Seven Thousand Pelts in the Bins

At lunch today, we discussed which fiction books changed each of our lives. People talked about Henry David Thoreau’s Walden, Play It as It Lays by Joan Didion, anything by Walt Whitman, and The Last Tycoon by F. Scott Fitzgerald. When the group asked me to list my top three, I admit I was ashamed to admit the truth. “Hmm, well, hmm,” I said in a scholarly tone, “I'm quite fond of anything by Raymond Carver. And, of course, Grace Paley.” I did not tell the whole truth. Yes, I do like Raymond Carver, but one of my favorite books is one I had at my grandparents’ house. It’s The Knockabout Club Alongshore by C.A. Stephens. It doesn’t have interesting symbols, metaphors, or complex narrative structure. It’s a standard issue boy’s adventure book about “The adventures of a party of young men on a trip from Boston to the land of the midnight sun.”

I know every page and spent hours as a kid staring at the maps of Nova Scotia and etchings of sailing adventures. The Knockabout Club was published in 1883. No, I did not read it when it was first released. When you’re eight, and there are icebergs, polar bears, Vikings, and the northern lights the publication date doesn’t matter.

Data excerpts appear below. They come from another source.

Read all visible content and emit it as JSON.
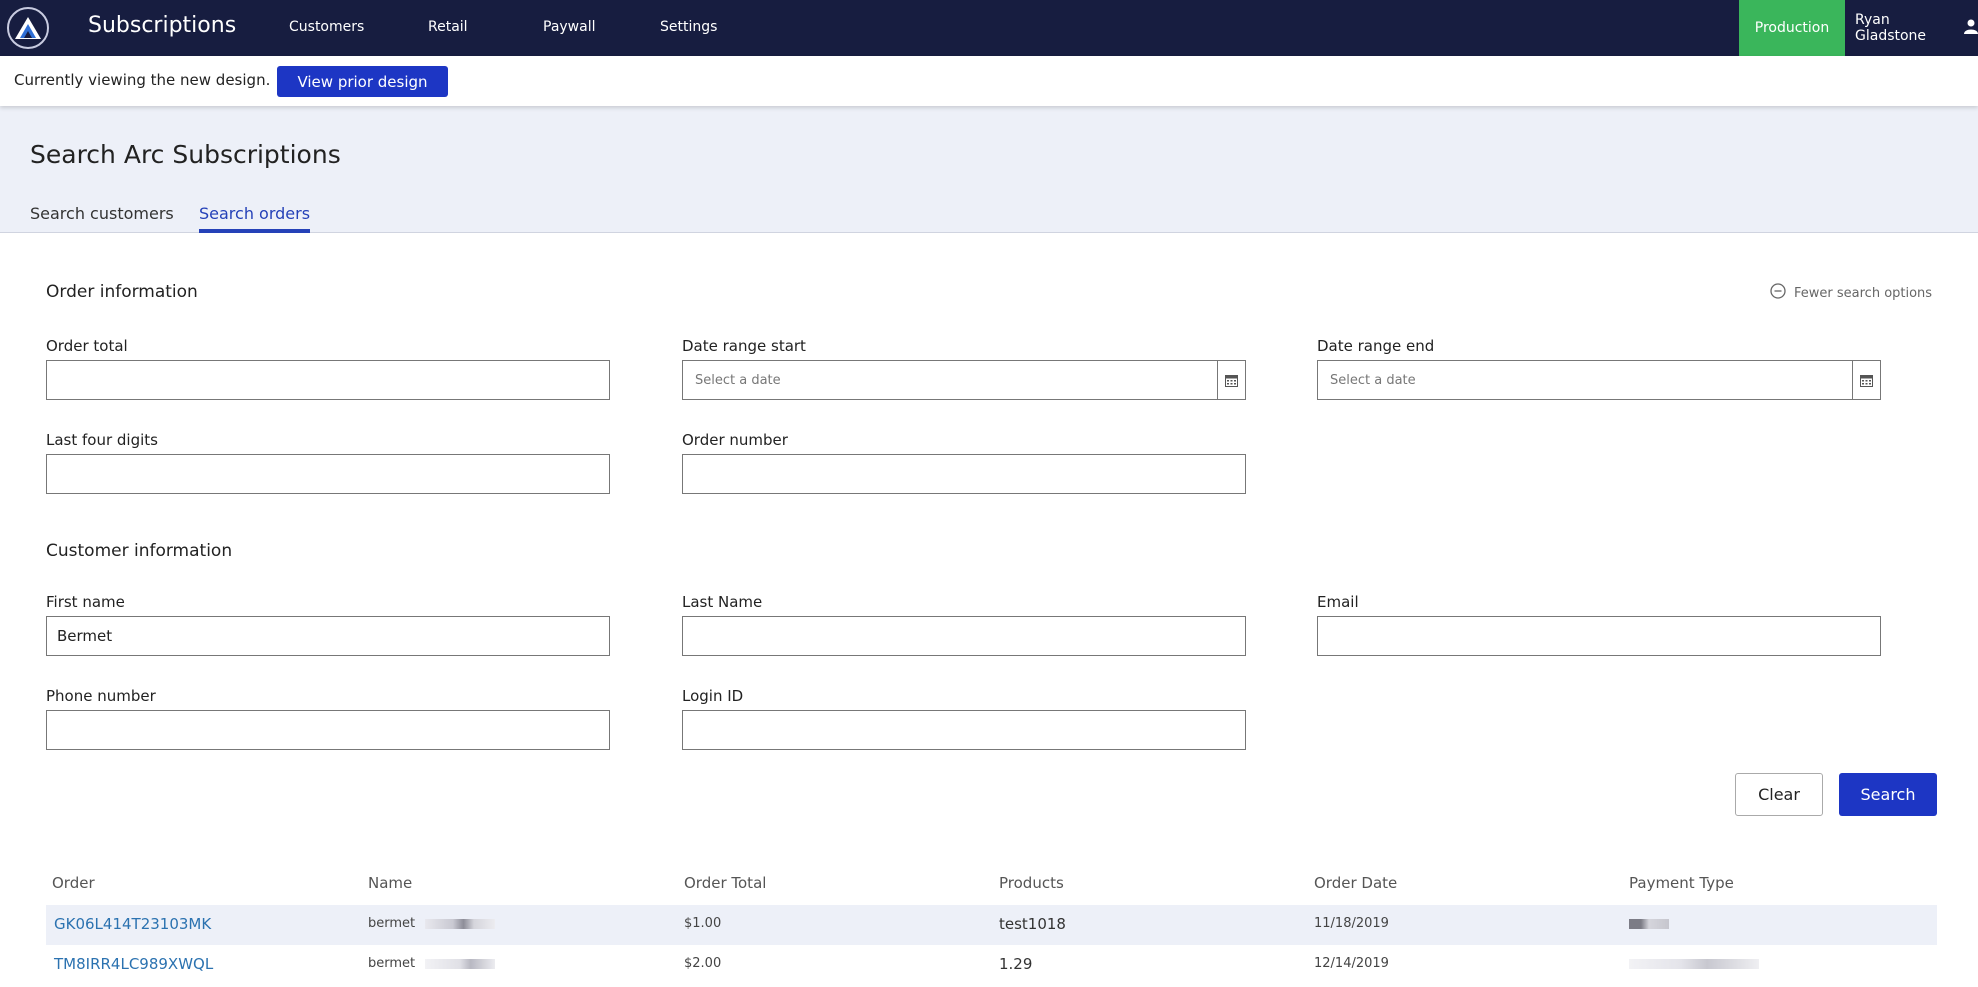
{
  "nav": {
    "app_title": "Subscriptions",
    "items": [
      "Customers",
      "Retail",
      "Paywall",
      "Settings"
    ],
    "environment": "Production",
    "user_name": "Ryan Gladstone"
  },
  "banner": {
    "text": "Currently viewing the new design.",
    "button_label": "View prior design"
  },
  "header": {
    "page_title": "Search Arc Subscriptions",
    "tabs": [
      "Search customers",
      "Search orders"
    ],
    "active_tab": "Search orders"
  },
  "order_info": {
    "title": "Order information",
    "fewer_options_label": "Fewer search options",
    "order_total": {
      "label": "Order total",
      "value": ""
    },
    "date_start": {
      "label": "Date range start",
      "placeholder": "Select a date"
    },
    "date_end": {
      "label": "Date range end",
      "placeholder": "Select a date"
    },
    "last_four": {
      "label": "Last four digits",
      "value": ""
    },
    "order_number": {
      "label": "Order number",
      "value": ""
    }
  },
  "customer_info": {
    "title": "Customer information",
    "first_name": {
      "label": "First name",
      "value": "Bermet"
    },
    "last_name": {
      "label": "Last Name",
      "value": ""
    },
    "email": {
      "label": "Email",
      "value": ""
    },
    "phone": {
      "label": "Phone number",
      "value": ""
    },
    "login_id": {
      "label": "Login ID",
      "value": ""
    }
  },
  "actions": {
    "clear_label": "Clear",
    "search_label": "Search"
  },
  "results": {
    "columns": [
      "Order",
      "Name",
      "Order Total",
      "Products",
      "Order Date",
      "Payment Type"
    ],
    "rows": [
      {
        "order": "GK06L414T23103MK",
        "name": "bermet",
        "total": "$1.00",
        "products": "test1018",
        "date": "11/18/2019"
      },
      {
        "order": "TM8IRR4LC989XWQL",
        "name": "bermet",
        "total": "$2.00",
        "products": "1.29",
        "date": "12/14/2019"
      }
    ]
  },
  "colors": {
    "nav_bg": "#171d40",
    "primary": "#1d36c4",
    "production": "#3ab65b",
    "link": "#2b72b0",
    "header_bg": "#edf0f8"
  }
}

            The deck—when we were able to catch sight of it for “skulps” (seal cub scalps)—was almost slippery with gore.

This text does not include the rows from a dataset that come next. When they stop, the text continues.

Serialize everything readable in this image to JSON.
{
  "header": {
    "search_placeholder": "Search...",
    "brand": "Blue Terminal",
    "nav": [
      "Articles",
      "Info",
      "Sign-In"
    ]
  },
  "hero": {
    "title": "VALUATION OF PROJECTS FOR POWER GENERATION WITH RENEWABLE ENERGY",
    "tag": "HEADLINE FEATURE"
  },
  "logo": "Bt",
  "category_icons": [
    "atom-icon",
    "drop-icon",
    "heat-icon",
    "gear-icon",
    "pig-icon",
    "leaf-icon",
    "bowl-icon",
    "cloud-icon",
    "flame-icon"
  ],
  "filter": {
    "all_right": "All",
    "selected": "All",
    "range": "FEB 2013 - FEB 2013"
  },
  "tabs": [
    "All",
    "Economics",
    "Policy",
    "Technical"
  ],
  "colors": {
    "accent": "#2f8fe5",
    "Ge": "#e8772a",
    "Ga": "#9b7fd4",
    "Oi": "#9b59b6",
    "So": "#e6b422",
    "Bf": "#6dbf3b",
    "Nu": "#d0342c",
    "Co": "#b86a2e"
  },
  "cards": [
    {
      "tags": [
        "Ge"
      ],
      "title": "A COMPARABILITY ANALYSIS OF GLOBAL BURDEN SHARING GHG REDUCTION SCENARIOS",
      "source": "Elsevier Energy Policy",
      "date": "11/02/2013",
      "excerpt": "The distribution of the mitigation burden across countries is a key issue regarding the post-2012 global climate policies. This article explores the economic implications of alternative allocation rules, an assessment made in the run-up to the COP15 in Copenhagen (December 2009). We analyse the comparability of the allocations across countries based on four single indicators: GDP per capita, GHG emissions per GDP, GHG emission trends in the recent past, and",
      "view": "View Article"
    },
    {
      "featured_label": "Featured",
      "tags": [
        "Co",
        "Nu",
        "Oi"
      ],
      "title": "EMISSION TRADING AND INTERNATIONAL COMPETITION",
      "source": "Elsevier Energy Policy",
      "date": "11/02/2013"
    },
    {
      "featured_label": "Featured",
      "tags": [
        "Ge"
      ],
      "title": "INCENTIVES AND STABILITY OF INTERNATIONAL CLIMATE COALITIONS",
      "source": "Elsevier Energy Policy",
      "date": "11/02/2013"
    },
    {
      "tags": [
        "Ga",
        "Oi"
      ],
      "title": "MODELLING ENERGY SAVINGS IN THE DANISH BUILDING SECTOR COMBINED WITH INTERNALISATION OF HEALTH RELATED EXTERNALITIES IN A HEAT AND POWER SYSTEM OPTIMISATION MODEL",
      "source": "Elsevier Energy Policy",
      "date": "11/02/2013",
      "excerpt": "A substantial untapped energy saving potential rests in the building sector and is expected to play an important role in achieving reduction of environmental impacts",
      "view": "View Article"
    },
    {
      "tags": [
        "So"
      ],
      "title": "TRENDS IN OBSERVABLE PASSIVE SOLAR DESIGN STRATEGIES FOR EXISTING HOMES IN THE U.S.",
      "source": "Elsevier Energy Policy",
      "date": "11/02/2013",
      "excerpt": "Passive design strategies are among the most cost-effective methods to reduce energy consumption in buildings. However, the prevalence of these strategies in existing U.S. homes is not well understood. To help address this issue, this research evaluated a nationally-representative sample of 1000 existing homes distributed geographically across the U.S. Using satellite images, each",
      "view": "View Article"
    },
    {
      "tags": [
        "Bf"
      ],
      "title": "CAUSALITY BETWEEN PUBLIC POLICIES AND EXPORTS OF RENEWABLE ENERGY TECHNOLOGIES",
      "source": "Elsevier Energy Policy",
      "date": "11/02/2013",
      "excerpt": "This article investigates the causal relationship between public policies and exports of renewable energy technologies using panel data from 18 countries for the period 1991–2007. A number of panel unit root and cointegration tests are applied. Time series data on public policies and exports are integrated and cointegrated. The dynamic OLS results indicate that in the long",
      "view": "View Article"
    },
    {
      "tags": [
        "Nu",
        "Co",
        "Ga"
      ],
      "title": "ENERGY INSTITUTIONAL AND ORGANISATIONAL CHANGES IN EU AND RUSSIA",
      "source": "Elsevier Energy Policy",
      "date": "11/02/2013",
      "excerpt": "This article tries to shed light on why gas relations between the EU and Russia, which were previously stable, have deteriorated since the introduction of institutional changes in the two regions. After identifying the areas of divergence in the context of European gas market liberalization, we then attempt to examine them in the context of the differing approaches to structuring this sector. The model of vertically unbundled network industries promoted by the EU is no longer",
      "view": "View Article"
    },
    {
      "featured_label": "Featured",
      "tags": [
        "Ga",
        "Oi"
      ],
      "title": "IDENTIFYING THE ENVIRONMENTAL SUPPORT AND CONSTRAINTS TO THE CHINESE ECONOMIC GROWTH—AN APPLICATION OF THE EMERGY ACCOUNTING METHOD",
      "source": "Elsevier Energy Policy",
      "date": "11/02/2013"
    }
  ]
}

Lines like these are thrilling to any young boy. No worries, I do recognize now that clubbing seal cubs for scalps is not okay. I look at the book now, and am impressed with the actual design. The bright cover screams sailing adventure. I love the detailed initial caps, or in some instances, initial words. For years, I’ve wanted to go to Antarctica. Now I know the genesis of this desire. I am, however, a little confused as to why my grandparents gave me a book from 1883 to read while my friends were reading Deathwatch.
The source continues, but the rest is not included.